The Country from Hell

Your heart full of defeat, you stand your ground. There is no way you could ever afford to replace the stupid surge protector. You'll have to look like a fool and give it back to Szil. He'll laugh at you, because Frosties never have any mercy. You hate your American cousin. Why did she dangle this carrot in front of you? You knew you would never have anything like an American-made laptop, but yet she tortured you with the possibility. At least you had gotten to see the startup screen for a moment before that loud pop and the smell of electrical fire filled the room…

Szil walks slowly back in, carefully balancing an armload of medical supplies. Again, despite yourself, you find your lips curling upwards.

"I wasn't shot, you know."

"Shhh. Leave Dr. Szil to his work. You will forget that you were ever hurt."

Life is a joke, right? Why not submit yourself to a devilishly charming Frosty on this hot summer hell of a day? You sit down in the chair opposite his desk, placing your soiled foot right on top of the Frosty Times while pulling your skirt up a little. Pure Iadian instinct.

Szil gets down on one knee, placing his medical supplies carefully next to your elevated foot, which really has begun to throb now. He squirts some antiseptic on a piece of gauze, then runs it smoothly up and down your shin, patting gently at the knee to remove the gravel and blood imbedded there. You shiver with pain, but remain silent. Szil fills the suddenly awkward silence by singing.

"At night in John's garden
All the little birds sleep
All the little birds sleep
Only one can find no calm
As she flies from palm to palm
Forever calling out to John…
"

"Please don't butcher my people's folksongs," you scold him coldly, even as he throws gauze after gauze to the floor in a mad effort to fully restore your leg. Finally, he finishes his masterwork by placing a huge neon blue bandage on your knee.

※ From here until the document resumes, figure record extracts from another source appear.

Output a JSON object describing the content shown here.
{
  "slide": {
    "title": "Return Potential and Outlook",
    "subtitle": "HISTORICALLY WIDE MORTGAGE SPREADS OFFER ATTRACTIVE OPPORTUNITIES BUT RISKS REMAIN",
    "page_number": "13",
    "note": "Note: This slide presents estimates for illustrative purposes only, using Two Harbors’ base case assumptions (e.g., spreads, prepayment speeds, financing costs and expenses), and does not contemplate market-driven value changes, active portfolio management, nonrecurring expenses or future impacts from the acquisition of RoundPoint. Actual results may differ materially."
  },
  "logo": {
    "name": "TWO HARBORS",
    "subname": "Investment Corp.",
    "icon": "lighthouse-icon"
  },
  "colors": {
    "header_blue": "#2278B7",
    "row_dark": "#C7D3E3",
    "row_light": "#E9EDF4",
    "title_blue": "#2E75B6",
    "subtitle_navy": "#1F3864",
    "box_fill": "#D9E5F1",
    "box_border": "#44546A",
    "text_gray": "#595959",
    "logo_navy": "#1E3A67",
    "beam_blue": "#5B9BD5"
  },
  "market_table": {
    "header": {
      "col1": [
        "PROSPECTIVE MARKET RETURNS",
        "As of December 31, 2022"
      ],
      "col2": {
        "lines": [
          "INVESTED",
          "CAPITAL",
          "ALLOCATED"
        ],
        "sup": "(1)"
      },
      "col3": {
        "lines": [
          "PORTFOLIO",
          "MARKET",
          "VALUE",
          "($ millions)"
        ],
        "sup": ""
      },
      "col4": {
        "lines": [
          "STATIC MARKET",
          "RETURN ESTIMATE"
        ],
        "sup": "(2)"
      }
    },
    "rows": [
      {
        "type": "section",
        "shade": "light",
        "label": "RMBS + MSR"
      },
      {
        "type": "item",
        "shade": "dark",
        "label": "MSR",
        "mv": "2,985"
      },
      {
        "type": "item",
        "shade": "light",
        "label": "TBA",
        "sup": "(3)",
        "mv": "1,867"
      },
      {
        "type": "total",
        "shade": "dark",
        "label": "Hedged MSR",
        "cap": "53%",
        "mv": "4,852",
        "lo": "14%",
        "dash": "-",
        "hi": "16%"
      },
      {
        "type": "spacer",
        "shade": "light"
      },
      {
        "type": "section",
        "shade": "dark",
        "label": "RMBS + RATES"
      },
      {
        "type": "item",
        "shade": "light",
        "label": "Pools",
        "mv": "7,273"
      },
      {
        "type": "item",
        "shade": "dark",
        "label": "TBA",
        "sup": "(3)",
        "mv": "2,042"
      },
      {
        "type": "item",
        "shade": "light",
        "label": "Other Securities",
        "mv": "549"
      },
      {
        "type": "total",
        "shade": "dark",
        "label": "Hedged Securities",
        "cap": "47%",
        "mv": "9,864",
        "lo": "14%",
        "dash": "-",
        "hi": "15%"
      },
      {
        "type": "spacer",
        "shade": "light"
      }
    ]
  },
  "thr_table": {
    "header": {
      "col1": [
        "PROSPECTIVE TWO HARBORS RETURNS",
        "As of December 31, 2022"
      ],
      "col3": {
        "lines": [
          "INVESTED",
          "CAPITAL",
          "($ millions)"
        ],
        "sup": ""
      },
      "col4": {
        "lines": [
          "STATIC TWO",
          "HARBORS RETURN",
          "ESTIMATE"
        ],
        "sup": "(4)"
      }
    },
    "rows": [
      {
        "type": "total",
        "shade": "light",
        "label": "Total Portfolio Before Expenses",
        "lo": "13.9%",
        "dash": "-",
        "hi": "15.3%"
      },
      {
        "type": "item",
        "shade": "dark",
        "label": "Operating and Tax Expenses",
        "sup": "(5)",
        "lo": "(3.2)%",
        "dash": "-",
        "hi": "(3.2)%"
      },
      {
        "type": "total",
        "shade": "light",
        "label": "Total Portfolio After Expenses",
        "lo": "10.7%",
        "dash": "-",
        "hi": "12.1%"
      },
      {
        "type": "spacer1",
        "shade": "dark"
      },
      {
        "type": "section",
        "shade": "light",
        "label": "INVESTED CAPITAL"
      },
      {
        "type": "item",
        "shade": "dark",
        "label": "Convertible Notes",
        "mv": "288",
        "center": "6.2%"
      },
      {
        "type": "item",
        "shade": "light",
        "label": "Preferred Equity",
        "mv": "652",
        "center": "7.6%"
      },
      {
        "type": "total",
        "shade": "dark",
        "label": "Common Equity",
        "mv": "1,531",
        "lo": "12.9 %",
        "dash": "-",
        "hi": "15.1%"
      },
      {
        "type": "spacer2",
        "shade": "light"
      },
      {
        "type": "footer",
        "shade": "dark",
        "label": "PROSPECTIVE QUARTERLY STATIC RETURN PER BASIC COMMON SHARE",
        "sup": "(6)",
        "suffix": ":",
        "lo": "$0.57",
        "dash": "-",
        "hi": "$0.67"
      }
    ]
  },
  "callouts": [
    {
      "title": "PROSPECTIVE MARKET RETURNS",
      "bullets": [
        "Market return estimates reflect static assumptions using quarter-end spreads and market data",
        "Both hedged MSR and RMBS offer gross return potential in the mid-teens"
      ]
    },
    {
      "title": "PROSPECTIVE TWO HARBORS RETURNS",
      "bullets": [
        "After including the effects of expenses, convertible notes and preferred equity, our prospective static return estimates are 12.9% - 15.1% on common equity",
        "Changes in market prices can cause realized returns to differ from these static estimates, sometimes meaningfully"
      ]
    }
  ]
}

"Sorry, that's the only color I've got," he says, laughing a little.

"Why do you have all this stuff here anyway?"

"Well, the fact is I go hiking a lot after work. I'm always falling and hurting myself, so I bring my special Dr. Szil Cure Pack with me. You were lucky to get a blue bandage. I might have been mean and used orange instead."

"Thank you," you say brusquely, standing up quickly with a tingly feeling in your head.

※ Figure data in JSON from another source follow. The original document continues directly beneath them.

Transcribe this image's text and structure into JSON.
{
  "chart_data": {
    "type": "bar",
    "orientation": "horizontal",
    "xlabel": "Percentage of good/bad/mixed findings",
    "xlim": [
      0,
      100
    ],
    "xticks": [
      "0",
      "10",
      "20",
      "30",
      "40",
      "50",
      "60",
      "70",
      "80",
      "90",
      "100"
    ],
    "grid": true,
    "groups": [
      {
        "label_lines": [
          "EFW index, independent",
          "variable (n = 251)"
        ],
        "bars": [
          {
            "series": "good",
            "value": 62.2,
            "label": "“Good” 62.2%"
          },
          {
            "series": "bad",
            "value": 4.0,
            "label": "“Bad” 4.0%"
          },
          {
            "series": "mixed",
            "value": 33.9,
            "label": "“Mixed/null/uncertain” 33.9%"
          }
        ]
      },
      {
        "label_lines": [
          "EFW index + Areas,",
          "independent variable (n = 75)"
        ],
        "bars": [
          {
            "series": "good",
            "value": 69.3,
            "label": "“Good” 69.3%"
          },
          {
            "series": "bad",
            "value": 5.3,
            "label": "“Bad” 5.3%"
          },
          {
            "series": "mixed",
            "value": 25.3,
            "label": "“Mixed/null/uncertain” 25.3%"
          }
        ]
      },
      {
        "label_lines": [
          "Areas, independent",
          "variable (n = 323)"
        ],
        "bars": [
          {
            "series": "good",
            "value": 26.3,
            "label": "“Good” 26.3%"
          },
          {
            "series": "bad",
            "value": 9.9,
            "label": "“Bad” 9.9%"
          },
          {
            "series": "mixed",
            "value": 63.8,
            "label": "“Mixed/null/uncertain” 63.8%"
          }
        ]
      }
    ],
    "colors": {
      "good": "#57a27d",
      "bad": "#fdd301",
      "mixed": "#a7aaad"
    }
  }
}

"My pleasure," he answers graciously. "Speaking of the woods, there is a big party tonight in the Klo Forest, not too far out of town. I don't suppose you're a girl who goes to parties in the woods?"

"Um…"

"Anyway, here is my business card. Call me if you want to talk about something other than surge protectors."

Your face is beginning to hurt from smiling too much, so rather than answer him or let the conversation continue any further, you take the card from his outstretched hand, drop both surge protectors on the desk and walk quickly out, muttering another quick, "Thank you" as you go.